Friday 29 April 2016

How a Good Interpreter Manages to Learn How to Multi-task


Good Interpreter Manages Multi-task
Interpreters and translators are often faced with similar challenges, but interpreters must be better multi-taskers in their job. They have to listen and speak to more than one other person at the same time. But how do they do it?

The reality is that we all do that very same thing a lot of the time, but not necessarily in multiple languages. How often have you found yourself dutifully listening to someone talking to you but find yourself perking up your ears to another conversation going on at the same time? Or finding yourself in a lively group of people all talking at once. It’s not that managing multiple conversations at the same time is particularly easy, but it can be done. Like anything in life, if you have the incentive, then you can learn to get better. It’s the same with the multi-tasking interpreter.

In a way, even the German English translator must multi-task to some extent. It all depends on how fluent they are in both languages or whether they have to consciously think in the language they are translating into. The interpreter must listen and talk at the same time, in more than one language, so this is definitely a more difficult task, but not necessarily any more difficult than the example given at the beginning of this article. Think of the multiple conversation scenario. The brain has to cope with what could be very different messages being converted at the same time, while the interpreter only has to convert a single message, albeit in two or more different languages.

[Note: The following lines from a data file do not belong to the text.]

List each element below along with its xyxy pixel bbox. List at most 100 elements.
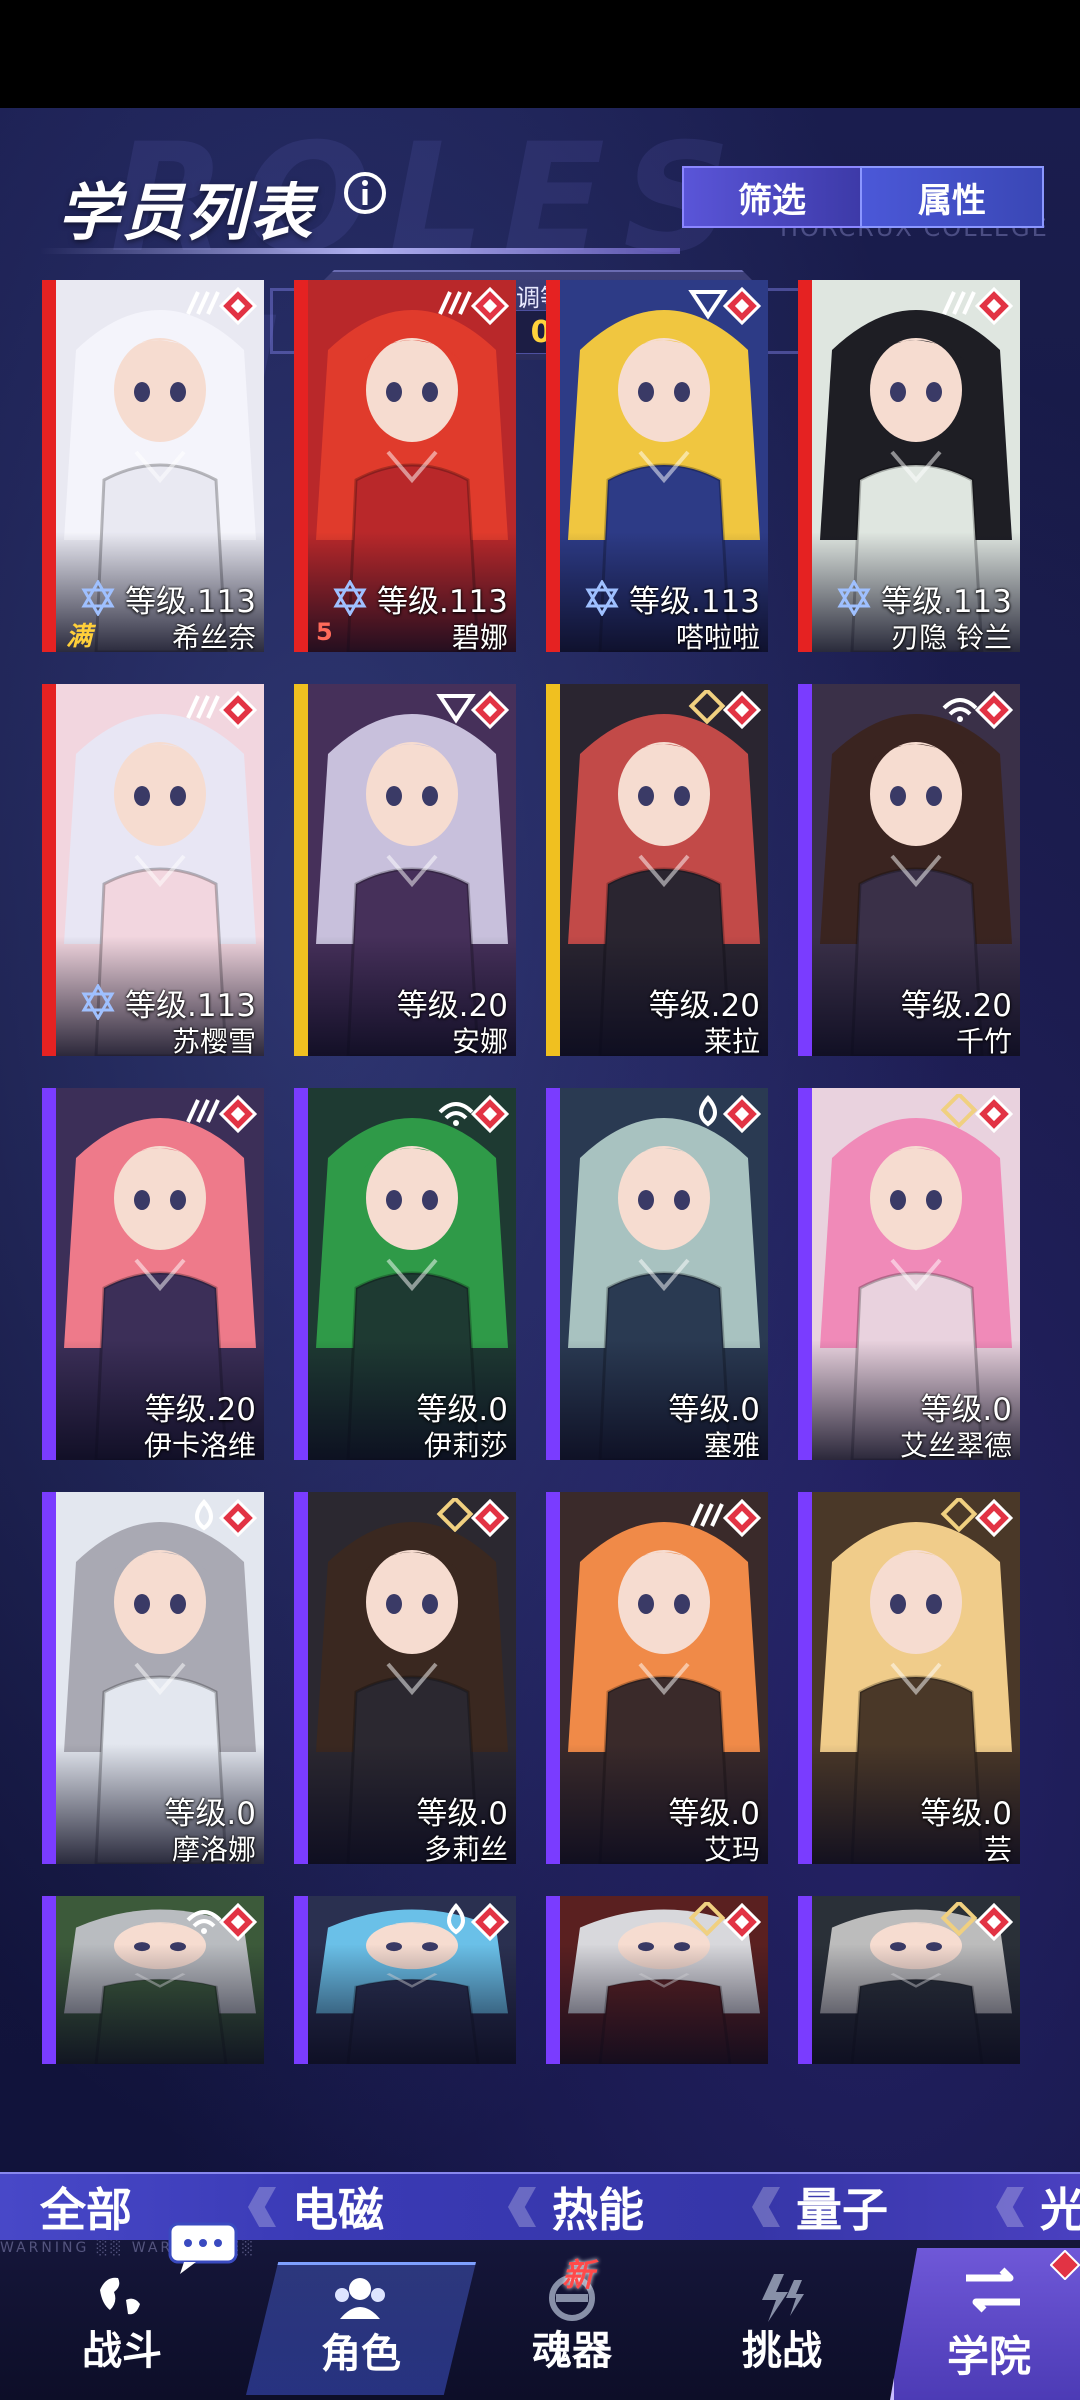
chevron-icon: [508, 2187, 536, 2227]
student-card[interactable]: [294, 1896, 516, 2064]
rarity-stripe: [546, 1896, 560, 2064]
rarity-stripe: [294, 1492, 308, 1864]
bottom-navigation: WARNING ░░ WARNING ░░ 战斗 角色 魂器 挑战: [0, 2222, 1080, 2400]
red-diamond-icon: [218, 690, 258, 730]
student-card[interactable]: 等级.113 嗒啦啦: [546, 280, 768, 652]
student-name: 安娜: [451, 1025, 508, 1056]
swap-arrows-icon: [958, 2262, 1028, 2318]
student-card[interactable]: 等级.0 摩洛娜: [42, 1492, 264, 1864]
student-level: 等级.113: [124, 584, 256, 620]
student-name: 多莉丝: [423, 1833, 508, 1864]
wifi-rank-icon: [436, 1094, 476, 1128]
card-shade: [560, 1944, 768, 2064]
drop-rank-icon: [436, 1902, 476, 1936]
nav-academy[interactable]: 学院: [890, 2248, 1080, 2400]
red-diamond-icon: [974, 1094, 1014, 1134]
student-list-screen: ROLES LIS HORCRUX COLLEGE 学员列表 筛选 属性 协调等…: [0, 108, 1080, 2400]
student-level: 等级.0: [416, 1796, 508, 1832]
rarity-stripe: [42, 1896, 56, 2064]
element-tab-label: 全部: [40, 2183, 132, 2237]
diamond-rank-icon: [940, 1495, 980, 1533]
red-diamond-icon: [722, 690, 762, 730]
student-card[interactable]: 等级.20 莱拉: [546, 684, 768, 1056]
rarity-stripe: [798, 1492, 812, 1864]
bars-rank-icon: [184, 1094, 224, 1128]
element-tab-all[interactable]: 全部: [40, 2174, 132, 2240]
rarity-stripe: [42, 1088, 56, 1460]
rarity-stripe: [546, 280, 560, 652]
element-tab-electromagnetic[interactable]: 电磁: [248, 2174, 384, 2240]
nav-label: 魂器: [532, 2328, 612, 2374]
chevron-icon: [752, 2187, 780, 2227]
student-card[interactable]: 等级.0 伊莉莎: [294, 1088, 516, 1460]
rarity-stripe: [294, 280, 308, 652]
red-diamond-icon: [974, 690, 1014, 730]
student-level: 等级.0: [164, 1796, 256, 1832]
student-card[interactable]: 等级.0 艾玛: [546, 1492, 768, 1864]
hexagram-star-icon: [80, 983, 116, 1021]
element-tab-thermal[interactable]: 热能: [508, 2174, 644, 2240]
max-badge: 满: [66, 622, 93, 652]
diamond-rank-icon: [940, 1091, 980, 1129]
red-diamond-icon: [218, 1094, 258, 1134]
diamond-rank-icon: [436, 1495, 476, 1533]
nav-battle[interactable]: 战斗: [22, 2262, 222, 2392]
red-diamond-icon: [218, 286, 258, 326]
red-diamond-icon: [470, 1902, 510, 1942]
red-diamond-icon: [974, 1902, 1014, 1942]
student-level: 等级.20: [396, 988, 508, 1024]
rarity-stripe: [798, 280, 812, 652]
student-card[interactable]: [798, 1896, 1020, 2064]
student-card[interactable]: 等级.0 多莉丝: [294, 1492, 516, 1864]
student-level: 等级.20: [648, 988, 760, 1024]
student-card[interactable]: 等级.20 安娜: [294, 684, 516, 1056]
student-card[interactable]: [42, 1896, 264, 2064]
bars-rank-icon: [940, 286, 980, 320]
student-card[interactable]: 等级.0 艾丝翠德: [798, 1088, 1020, 1460]
element-tab-label: 电磁: [292, 2183, 384, 2237]
wifi-rank-icon: [940, 690, 980, 724]
student-level: 等级.0: [668, 1392, 760, 1428]
student-card[interactable]: 等级.113 刃隐 铃兰: [798, 280, 1020, 652]
nav-challenge[interactable]: 挑战: [682, 2262, 882, 2392]
nav-characters[interactable]: 角色: [246, 2262, 476, 2395]
chat-icon[interactable]: [168, 2222, 238, 2276]
nav-label: 角色: [321, 2331, 401, 2377]
student-name: 嗒啦啦: [675, 621, 760, 652]
student-name: 艾丝翠德: [899, 1429, 1012, 1460]
student-name: 伊莉莎: [423, 1429, 508, 1460]
student-level: 等级.0: [416, 1392, 508, 1428]
wifi-rank-icon: [184, 1902, 224, 1936]
student-name: 希丝奈: [171, 621, 256, 652]
diamond-rank-icon: [940, 1899, 980, 1937]
ascension-badge: 5: [316, 618, 333, 646]
element-tab-label: 量子: [796, 2183, 888, 2237]
student-level: 等级.113: [628, 584, 760, 620]
student-card[interactable]: 等级.0 塞雅: [546, 1088, 768, 1460]
hexagram-star-icon: [80, 579, 116, 617]
hexagram-star-icon: [836, 579, 872, 617]
drop-rank-icon: [184, 1498, 224, 1532]
bars-rank-icon: [184, 690, 224, 724]
student-card[interactable]: 等级.113 希丝奈 满: [42, 280, 264, 652]
student-card[interactable]: [546, 1896, 768, 2064]
student-card[interactable]: 等级.20 千竹: [798, 684, 1020, 1056]
student-name: 艾玛: [703, 1833, 760, 1864]
student-level: 等级.0: [920, 1392, 1012, 1428]
red-diamond-icon: [470, 690, 510, 730]
element-tab-light[interactable]: 光: [996, 2174, 1080, 2240]
student-card[interactable]: 等级.113 苏樱雪: [42, 684, 264, 1056]
element-tab-quantum[interactable]: 量子: [752, 2174, 888, 2240]
rarity-stripe: [798, 1088, 812, 1460]
red-diamond-icon: [218, 1902, 258, 1942]
student-name: 芸: [983, 1833, 1012, 1864]
student-card[interactable]: 等级.113 碧娜 5: [294, 280, 516, 652]
rarity-stripe: [546, 684, 560, 1056]
student-card[interactable]: 等级.0 芸: [798, 1492, 1020, 1864]
rarity-stripe: [294, 1896, 308, 2064]
card-shade: [812, 1944, 1020, 2064]
rarity-stripe: [546, 1492, 560, 1864]
student-name: 莱拉: [703, 1025, 760, 1056]
rarity-stripe: [42, 684, 56, 1056]
student-card[interactable]: 等级.20 伊卡洛维: [42, 1088, 264, 1460]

Professionals who choose a career in English German translation or interpreting generally go through a period of training. That doesn’t make a perfect interpreter, but it certainly sets them up on the path to being a good multi-tasker. One of the ways interpreters are trained is to first listen to a variety of recordings, audio as well as video. These should be varied and not just regular news style recordings, but the sort of more disjointed speech that many people use when they are talking. The next step is to ‘shadow’ what is being spoken by repeating the words out loud. Then, the same speech should be repeated, but using paraphrasing, making it more natural and understandable to whoever might be listening. The last step is to repeat the latter, but in another language.

German English translators have the luxury of time on their side and aim for accuracy in their translations. Interpreters do not have the time to be meticulous in their delivery, but have to get the gist across as well as they can!